Parallel processing

nctoolkit is written to enable rapid processing and analysis of netCDF files, and this includes the ability to process in parallel. Two methods of parallel processing are available. First is the ability to carry out operations on multi-file datasets in parallel. Second is the ability to define a processing chain in nctoolkit, and then use the multiprocessing or multiprocess package to process files in parallel using that chain. The multiprocessing package is not compatible with nctoolkit internals on macOS, so the multiprocess package should be used instead.

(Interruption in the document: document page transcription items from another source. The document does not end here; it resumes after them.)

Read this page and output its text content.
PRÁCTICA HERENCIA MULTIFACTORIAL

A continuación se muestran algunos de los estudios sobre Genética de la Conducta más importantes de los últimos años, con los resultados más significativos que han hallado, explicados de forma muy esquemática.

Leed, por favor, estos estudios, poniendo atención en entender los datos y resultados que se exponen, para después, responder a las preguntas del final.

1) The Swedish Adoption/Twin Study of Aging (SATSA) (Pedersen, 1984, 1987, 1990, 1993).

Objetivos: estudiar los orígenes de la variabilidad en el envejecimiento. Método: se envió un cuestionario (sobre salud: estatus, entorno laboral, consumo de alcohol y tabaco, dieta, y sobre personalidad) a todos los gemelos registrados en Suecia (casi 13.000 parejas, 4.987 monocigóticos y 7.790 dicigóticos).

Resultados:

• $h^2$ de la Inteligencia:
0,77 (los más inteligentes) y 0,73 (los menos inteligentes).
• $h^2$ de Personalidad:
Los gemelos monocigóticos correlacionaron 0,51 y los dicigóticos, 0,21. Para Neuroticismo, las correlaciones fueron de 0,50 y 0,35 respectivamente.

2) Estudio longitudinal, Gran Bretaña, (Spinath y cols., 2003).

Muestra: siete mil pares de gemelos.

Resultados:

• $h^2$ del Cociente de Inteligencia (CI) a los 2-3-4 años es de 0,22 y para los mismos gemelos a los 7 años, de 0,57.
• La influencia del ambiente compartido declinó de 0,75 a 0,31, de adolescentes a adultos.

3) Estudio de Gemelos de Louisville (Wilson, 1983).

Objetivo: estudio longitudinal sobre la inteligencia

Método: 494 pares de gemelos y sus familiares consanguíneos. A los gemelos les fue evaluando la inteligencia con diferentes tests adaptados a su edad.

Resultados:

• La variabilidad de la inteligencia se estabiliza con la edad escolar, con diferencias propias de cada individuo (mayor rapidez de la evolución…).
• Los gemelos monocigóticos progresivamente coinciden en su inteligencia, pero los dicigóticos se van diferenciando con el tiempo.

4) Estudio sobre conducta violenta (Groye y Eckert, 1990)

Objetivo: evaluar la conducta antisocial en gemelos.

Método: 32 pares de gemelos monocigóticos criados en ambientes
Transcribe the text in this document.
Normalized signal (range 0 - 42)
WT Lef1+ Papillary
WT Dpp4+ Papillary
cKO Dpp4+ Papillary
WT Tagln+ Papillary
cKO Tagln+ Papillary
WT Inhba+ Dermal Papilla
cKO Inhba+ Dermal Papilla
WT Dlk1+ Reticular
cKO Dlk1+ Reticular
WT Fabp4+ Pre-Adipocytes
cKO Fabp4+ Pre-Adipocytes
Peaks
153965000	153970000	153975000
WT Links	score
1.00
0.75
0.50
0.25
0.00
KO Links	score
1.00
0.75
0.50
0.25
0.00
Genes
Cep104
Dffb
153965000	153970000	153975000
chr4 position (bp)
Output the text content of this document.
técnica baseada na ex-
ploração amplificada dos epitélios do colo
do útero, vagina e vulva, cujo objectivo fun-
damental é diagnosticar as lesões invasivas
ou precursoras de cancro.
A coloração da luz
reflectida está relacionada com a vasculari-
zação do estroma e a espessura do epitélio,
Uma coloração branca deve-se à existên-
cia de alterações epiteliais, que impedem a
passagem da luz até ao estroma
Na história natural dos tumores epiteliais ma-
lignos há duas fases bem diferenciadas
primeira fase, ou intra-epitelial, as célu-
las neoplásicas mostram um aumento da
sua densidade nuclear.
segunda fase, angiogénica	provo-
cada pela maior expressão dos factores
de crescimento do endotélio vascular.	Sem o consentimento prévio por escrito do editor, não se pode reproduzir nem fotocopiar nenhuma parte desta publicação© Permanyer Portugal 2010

Parallel processing of multi-file datasets

If you have a multi-file dataset, processing the files within it in parallel is easy. All you need to is the following:

nc.options(cores = 6)

This will tell nctoolkit to process the files in multi-file datasets in parallel and to use 6 cores when doing so. You can, of course, set the number of cores as high as you want. The only thing nctoolkit will do is limit it to the number of cores on your machine.

Parallel processing using multiprocessing or multiprocess

A common task is taking a bunch of files in a folder, doing things to them, and then saving a modified version of each file in a new folder. We want to be able to parallelize that, and we can using the multiprocessing package in the usual way.

But first, we need to change the global settings:

import nctoolkit as nc
nc.options(parallel = True)

This tells nctoolkit that we are about to do something in parallel. This is critical because of the internal workings of nctoolkit. Behind the scenes nctoolkit is constantly creating and deleting temporary files. It manages this process by creating a safe-list, i.e. a list of files in use that should not be deleted. But if you are running in parallel, you are adding to this list in parallel, and this can cause problems. Telling nctoolkit it will be run in parallel tells it to switch to using a type of list that can be safely added to in parallel.

We can illustrate the use of nctoolkit to post-process multiple files in parallel with a simple chain which will convert files that have temperature in degrees Celsius and then convert them to Kelvin and also save the new outputs as separate files.

First, we would define a function that can take the input file, carry out the necessary processing and then save the output file in a new directory.

In this case, the original file is in a directory called ensemble and we will put it in a new one called new.

def process_chain(infile):
    '''
    This function takes a file, converts the temperature to Kelvin and then saves the output in a new directory
    '''

    # define the outfile name
    outfile = infile.replace('ensemble', 'new')
    # check if directory for outfile exists and create if not
    if not os.path.exists(os.path.dirname(outfile)):
        os.mkdir(os.path.dirname(outfile))
    ds = nc.open_data(infile)
    # convert to Kelvin
    ds.assign(tos = lambda x: x.sst + 273.15)
    # save the output
    ds.to_nc(outfile)

We now want to loop through all of the files in a folder, apply the function to them and then save the results in a new folder called new.

# identify files in the ensemble directory
ensemble = nc.create_ensemble("ensemble")
import multiprocessing as mp
import os
# on macOS, use:
#import multiprocess as mp
# create a pool of workers
pool = mp.Pool(3)
# apply the function to each file in the ensemble
for ff in ensemble:
    pool.apply_async(process_chain, [ff])
# close the pool and wait for the work to finish
pool.close()
# wait for the processes to finish
pool.join()

The number 3 in this case signifies that 3 cores are to be used.

Please note that if you are working interactively or in a Jupyter notebook, it is best to reset parallel as follows once you have stopped any parallel processing:

nc.options(parallel = False)

This is because of the effects of manually terminating commands on multiprocessing lists, which nctoolkit uses when in parallel mode. This appears to be due to a book in multiprocessing, which is hard to avoid.